Wall Street Journal Editor Warns Reporters About Biased Trump Coverage

Editor Gerard Baker criticizes staff in series of late-night emails obtained by the New York Times.

August 24, 2017 10:47 am
WSJ Editor Warns Reporters Over Trump Coverage
Gerard Baker, Editor in Chief of The Wall Street Journal, speaks at the opening bell of the NASDAQ stock exchange, on July 8, 2014 in New York City. The Wall Street Journal is celebrating its 125th anniversary today. (Andrew Burton/Getty Images)

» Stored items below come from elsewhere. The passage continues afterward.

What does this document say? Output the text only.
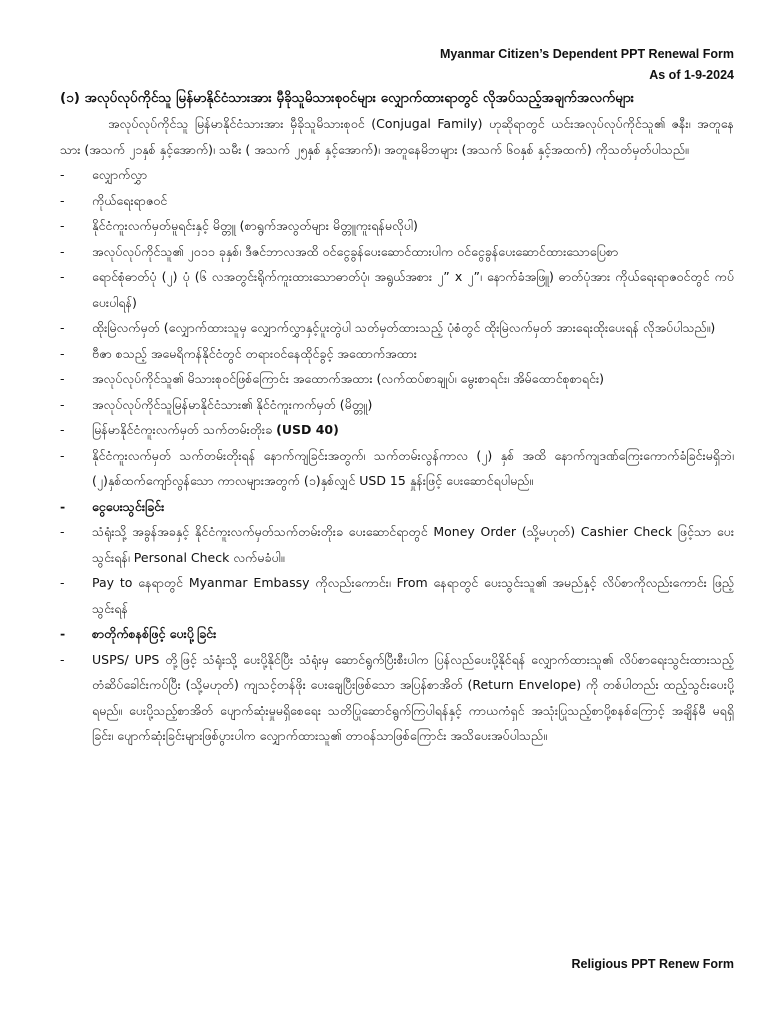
Myanmar Citizen’s Dependent PPT Renewal Form
As of 1-9-2024
(၁) အလုပ်လုပ်ကိုင်သူ မြန်မာနိုင်ငံသားအား မှီခိုသူမိသားစုဝင်များ လျှောက်ထားရာတွင် လိုအပ်သည့်အချက်အလက်များ
အလုပ်လုပ်ကိုင်သူ မြန်မာနိုင်ငံသားအား မှီခိုသူမိသားစုဝင် (Conjugal Family) ဟုဆိုရာတွင် ယင်းအလုပ်လုပ်ကိုင်သူ၏ ဇနီး၊ အတူနေသား (အသက် ၂၁နှစ် နှင့်အောက်)၊ သမီး ( အသက် ၂၅နှစ် နှင့်အောက်)၊ အတူနေမိဘများ (အသက် ၆၀နှစ် နှင့်အထက်) ကိုသတ်မှတ်ပါသည်။
- လျှောက်လွှာ
- ကိုယ်ရေးရာဇဝင်
- နိုင်ငံကူးလက်မှတ်မူရင်းနှင့် မိတ္တူ (စာရွက်အလွတ်များ မိတ္တူကူးရန်မလိုပါ)
- အလုပ်လုပ်ကိုင်သူ၏ ၂၀၁၁ ခုနှစ်၊ ဒီဇင်ဘာလအထိ ဝင်ငွေခွန်ပေးဆောင်ထားပါက ဝင်ငွေခွန်ပေးဆောင်ထားသောပြေစာ
- ရောင်စုံဓာတ်ပုံ (၂) ပုံ (၆ လအတွင်းရိုက်ကူးထားသောဓာတ်ပုံ၊ အရွယ်အစား ၂” x ၂”၊ နောက်ခံအဖြူ) ဓာတ်ပုံအား ကိုယ်ရေးရာဇဝင်တွင် ကပ်ပေးပါရန်)
- ထိုးမြဲလက်မှတ် (လျှောက်ထားသူမှ လျှောက်လွှာနှင့်ပူးတွဲပါ သတ်မှတ်ထားသည့် ပုံစံတွင် ထိုးမြဲလက်မှတ် အားရေးထိုးပေးရန် လိုအပ်ပါသည်။)
- ဗီဇာ စသည့် အမေရိကန်နိုင်ငံတွင် တရားဝင်နေထိုင်ခွင့် အထောက်အထား
- အလုပ်လုပ်ကိုင်သူ၏ မိသားစုဝင်ဖြစ်ကြောင်း အထောက်အထား (လက်ထပ်စာချုပ်၊ မွေးစာရင်း၊ အိမ်ထောင်စုစာရင်း)
- အလုပ်လုပ်ကိုင်သူမြန်မာနိုင်ငံသား၏ နိုင်ငံကူးကက်မှတ် (မိတ္တူ)
- မြန်မာနိုင်ငံကူးလက်မှတ် သက်တမ်းတိုးခ (USD 40)
- နိုင်ငံကူးလက်မှတ် သက်တမ်းတိုးရန် နောက်ကျခြင်းအတွက်၊ သက်တမ်းလွန်ကာလ (၂) နှစ် အထိ နောက်ကျဒဏ်ကြေးကောက်ခံခြင်းမရှိဘဲ၊ (၂)နှစ်ထက်ကျော်လွန်သော ကာလများအတွက် (၁)နှစ်လျှင် USD 15 နှုန်းဖြင့် ပေးဆောင်ရပါမည်။
- ငွေပေးသွင်းခြင်း
- သံရုံးသို့ အခွန်အခနှင့် နိုင်ငံကူးလက်မှတ်သက်တမ်းတိုးခ ပေးဆောင်ရာတွင် Money Order (သို့မဟုတ်) Cashier Check ဖြင့်သာ ပေးသွင်းရန်၊ Personal Check လက်မခံပါ။
- Pay to နေရာတွင် Myanmar Embassy ကိုလည်းကောင်း၊ From နေရာတွင် ပေးသွင်းသူ၏ အမည်နှင့် လိပ်စာကိုလည်းကောင်း ဖြည့်သွင်းရန်
- စာတိုက်စနစ်ဖြင့် ပေးပို့ခြင်း
- USPS/ UPS တို့ဖြင့် သံရုံးသို့ ပေးပို့နိုင်ပြီး သံရုံးမှ ဆောင်ရွက်ပြီးစီးပါက ပြန်လည်ပေးပို့နိုင်ရန် လျှောက်ထားသူ၏ လိပ်စာရေးသွင်းထားသည့် တံဆိပ်ခေါင်းကပ်ပြီး (သို့မဟုတ်) ကျသင့်တန်ဖိုး ပေးချေပြီးဖြစ်သော အပြန်စာအိတ် (Return Envelope) ကို တစ်ပါတည်း ထည့်သွင်းပေးပို့ရမည်။ ပေးပို့သည့်စာအိတ် ပျောက်ဆုံးမှုမရှိစေရေး သတိပြုဆောင်ရွက်ကြပါရန်နှင့် ကာယကံရှင် အသုံးပြုသည့်စာပို့စနစ်ကြောင့် အချိန်မီ မရရှိခြင်း၊ ပျောက်ဆုံးခြင်းများဖြစ်ပွားပါက လျှောက်ထားသူ၏ တာဝန်သာဖြစ်ကြောင်း အသိပေးအပ်ပါသည်။
Religious PPT Renew Form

If you were at the rally President Trump held in Phoenix on Aug. 22 or read the transcript of his words, you’ll know that he came out swinging—especially towards the news media, whom he referred to as “dishonest,” haranguing it for quoting anonymous sources and misquoting him in the wake of Charlottesville. This, of course, is nothing new. Trump has been attacking the media throughout his presidency, whether through Twitter or at the podium.

Now, one of the largest newspapers has had enough of biased reporting within its ranks.

According to the New York Times, Gerard Baker, editor-in-chief of the Wall Street Journal, sent emails to his staff last night, criticizing their coverage of Trump’s Phoenix rally and its opinion-y tone. The Times reviewed the emails, quoting them: “Sorry. This is commentary dressed up as news reporting,” Baker wrote, in regards to a draft of a story on the rally that was meant to run in the newspaper. He also asked his staff to “please just stick to reporting what he said rather than packaging it in exegesis and selective criticism?”

The Times also reviewed the draft of the story, in which some things were scrubbed in the final printed version. That included referring to Charlottesville as “reshaping” Trump’s presidency, as well as “the draft … [describing] Mr. Trump’s Phoenix speech as ‘an off-script return to campaign form,’ in which the president ‘pivoted away from remarks a day earlier in which he had solemnly called for unity.’ That language does not appear in the article’s final version.”

When the Times reached out to the Journal for comment, a representative sent them this statement: “The Wall Street Journal has a clear separation between news and opinion. As always, the key priority is to focus reporting on facts and avoid opinion seeping into news coverage.”